For those who are, this is one of the actor’s most applauded roles after JUNGLEE, pairing him with Asha Parekh and giving him plenty of opportunity to display his trademark manic-obsessive lover character. Here he is Anil Kumar, a.k.a. “Sona,” a.k.a. “Rocky,” a drumming and singing sensation who, together with his jazzy band and a lavish revue featuring dancer Ruby (Helen), packs ‘em in nightly at the posh Park Hotel. Unfortunately, a girl named Rupa, who is in love with Rocky but has been spurned by him, falls to her death from the hotel’s third floor (that’s British style, so the American fourth)—an apparent suicide. One year later, her younger sister Sunita (Parekh), believing Rupa to have been raped by Rocky, comes to the hotel seeking revenge—in the usual way, of course: by having her college girls’ hockey team attack Rocky with their sticks! Trouble is, Rocky has already fallen in love with Sunita, whom he met by chance on the train from Delhi, so he arranges for a band member to impersonate him for some days while he, using his real name of Anil, woos the obstinate girl as only Shammi can: by hurling himself in front of her, talking manically, making rubber faces, etc. He is aided from time to time by his well-heeled older friend, Prince Mahender Singh (Premnath) and frustrated by the pouting Ruby, who is madly smitten with him. Against all odds, Sunita does fall in love with him too—after he protects her, one Dark and Stormy Night, from a gang of rapacious thugs—but there’s still the problem of Rupa’s death, which may in fact have been murder. Did Rocky do it? Or Ruby? And what about the sinister Ramesh (Prem Chopra), Rupa’s jealous fiancé, who is also making a play for her sister Sunita?

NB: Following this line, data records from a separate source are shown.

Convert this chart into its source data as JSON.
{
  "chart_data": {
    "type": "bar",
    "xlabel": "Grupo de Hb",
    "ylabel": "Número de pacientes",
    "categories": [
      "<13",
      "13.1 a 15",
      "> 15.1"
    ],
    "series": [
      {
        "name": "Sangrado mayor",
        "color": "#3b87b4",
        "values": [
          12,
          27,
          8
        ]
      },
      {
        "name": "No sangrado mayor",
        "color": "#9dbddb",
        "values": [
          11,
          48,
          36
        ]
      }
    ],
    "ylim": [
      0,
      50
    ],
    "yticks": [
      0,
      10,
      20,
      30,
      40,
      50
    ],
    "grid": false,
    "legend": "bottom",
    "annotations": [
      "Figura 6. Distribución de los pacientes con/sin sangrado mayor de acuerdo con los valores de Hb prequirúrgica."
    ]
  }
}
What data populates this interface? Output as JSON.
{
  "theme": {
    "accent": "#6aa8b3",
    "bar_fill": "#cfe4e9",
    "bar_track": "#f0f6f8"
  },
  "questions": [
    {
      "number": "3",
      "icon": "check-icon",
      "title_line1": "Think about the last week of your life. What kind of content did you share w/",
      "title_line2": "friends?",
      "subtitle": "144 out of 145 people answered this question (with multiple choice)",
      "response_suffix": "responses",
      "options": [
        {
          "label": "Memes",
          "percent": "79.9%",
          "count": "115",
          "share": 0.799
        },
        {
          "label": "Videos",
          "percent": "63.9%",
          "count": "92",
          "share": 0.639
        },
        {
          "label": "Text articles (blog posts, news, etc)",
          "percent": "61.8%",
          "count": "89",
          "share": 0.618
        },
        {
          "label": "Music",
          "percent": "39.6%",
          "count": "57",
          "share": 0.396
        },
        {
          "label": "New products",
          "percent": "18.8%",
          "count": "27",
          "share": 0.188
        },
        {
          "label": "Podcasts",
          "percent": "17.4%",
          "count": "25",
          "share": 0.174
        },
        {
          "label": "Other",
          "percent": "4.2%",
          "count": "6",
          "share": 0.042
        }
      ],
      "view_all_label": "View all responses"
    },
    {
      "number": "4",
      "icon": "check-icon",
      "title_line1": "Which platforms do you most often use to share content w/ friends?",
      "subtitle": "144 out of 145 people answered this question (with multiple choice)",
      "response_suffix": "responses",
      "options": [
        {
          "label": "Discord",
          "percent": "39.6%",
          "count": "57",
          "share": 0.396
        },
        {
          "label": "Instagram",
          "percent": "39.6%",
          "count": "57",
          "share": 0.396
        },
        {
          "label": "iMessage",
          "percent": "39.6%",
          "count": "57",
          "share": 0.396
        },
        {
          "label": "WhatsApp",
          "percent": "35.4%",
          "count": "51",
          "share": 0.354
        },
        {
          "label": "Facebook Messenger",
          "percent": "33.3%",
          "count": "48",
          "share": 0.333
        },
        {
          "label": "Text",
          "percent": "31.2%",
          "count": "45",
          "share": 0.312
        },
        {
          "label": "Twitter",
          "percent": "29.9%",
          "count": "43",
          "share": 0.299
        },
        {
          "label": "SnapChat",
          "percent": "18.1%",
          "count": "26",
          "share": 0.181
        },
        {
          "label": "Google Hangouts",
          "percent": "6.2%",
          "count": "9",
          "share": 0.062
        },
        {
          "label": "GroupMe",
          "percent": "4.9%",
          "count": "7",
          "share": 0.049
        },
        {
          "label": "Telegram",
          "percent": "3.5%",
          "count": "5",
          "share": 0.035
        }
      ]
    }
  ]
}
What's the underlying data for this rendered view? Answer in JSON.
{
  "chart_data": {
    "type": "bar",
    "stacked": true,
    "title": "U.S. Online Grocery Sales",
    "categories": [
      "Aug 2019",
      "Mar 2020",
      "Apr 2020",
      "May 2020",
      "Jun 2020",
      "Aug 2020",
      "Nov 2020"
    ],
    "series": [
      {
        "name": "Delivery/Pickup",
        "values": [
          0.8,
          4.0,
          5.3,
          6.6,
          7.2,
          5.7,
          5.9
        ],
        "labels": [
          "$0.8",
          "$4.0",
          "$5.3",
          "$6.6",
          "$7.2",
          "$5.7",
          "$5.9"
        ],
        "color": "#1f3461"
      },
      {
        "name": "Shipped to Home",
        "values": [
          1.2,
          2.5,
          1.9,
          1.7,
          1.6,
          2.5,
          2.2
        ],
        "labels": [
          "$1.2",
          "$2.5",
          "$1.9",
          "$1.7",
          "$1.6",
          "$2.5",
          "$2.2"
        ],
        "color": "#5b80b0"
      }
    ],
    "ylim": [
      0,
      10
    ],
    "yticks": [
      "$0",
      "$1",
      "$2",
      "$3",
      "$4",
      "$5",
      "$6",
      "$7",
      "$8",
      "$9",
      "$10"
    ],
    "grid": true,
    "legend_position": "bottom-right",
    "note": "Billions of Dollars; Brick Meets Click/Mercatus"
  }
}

It all gets sorted out, more or less, in a surprise ending, but the real delight is in the pop-hallucinatory mise-en-scene. Though the film’s treatment of character is conventionally sexist (narcissistic, romance-obsessed, but ultimately patriarchal-conservative hero-stud encounters a sequence of three “bad”—which is to say, independent and sexually forward—ladies, each of whom is, of course, destroyed), the visual regime is playful, innovative, and often erotic. The wicked camera work includes gazing at and through apertures of all sorts—eyes, lattices, and guitar soundboards—and the frenetic cutting sets a pace that manages to upstage even hammy Shammi. The baroquely incoherent sets, especially for the club numbers, might have sprung from the fevered brain of a downmarket Salvador Dali (though, of course, they are really Bombay Occidentalism’s idea, in 1966, of the last word in modern chic). In one costume bit during the first song, Woh hasina (“That beauty,” sung for Shammi by Mohammad Rafi), Helen appears, dressed as a pink Flamenco diva, in the pupil of an enormous eye, framed by lashes that are shaped into cruel-looking steel fangs, while Shammi in a silver tux blows soulfully on a tenor sax. A moment later, they are romping through a landscape littered with what appear to be beribboned Joan Miro sculptures, then on to a forest where giant pastel-shaded lamps with crooked stands surround a faux Henry Moore figure, around which frolics a troupe of Slavonic ladies and Mariachi men. (Alice’s Adventures might have turned out like this had she gone, instead of to Wonderland, to the Museum of Modern Art during an Ethnic Diversity festival.)

Another standout number is Aaja aaja (“Come to me, come to me”), performed in an equally pastichey “rock ‘n roll club” and featuring Shammi’s orgasmic twitching during the beckoning refrain, “aa-aa-aa-aaja, aa-aa-aa-aaja”—which is evidently contagious, since everyone begins to do it. (Lucky thing that, back then, no one worried about Sexually Transmitted Dances!). Other catchy tunes, performed in more standard mountain landscapes, are Deewana [mujh sa nahin] (“There’s no mad lover like me…”), and O mere sonare (“Oh my darling Sona,” the latter sung by Asha Bhosle for Parekh).

[The Eros Entertainment DVD of TEESRI MANZIL is of decent but not exceptional visual quality. Subtitles are adequate for dialogues, but unfortunately are not provided for the six songs.]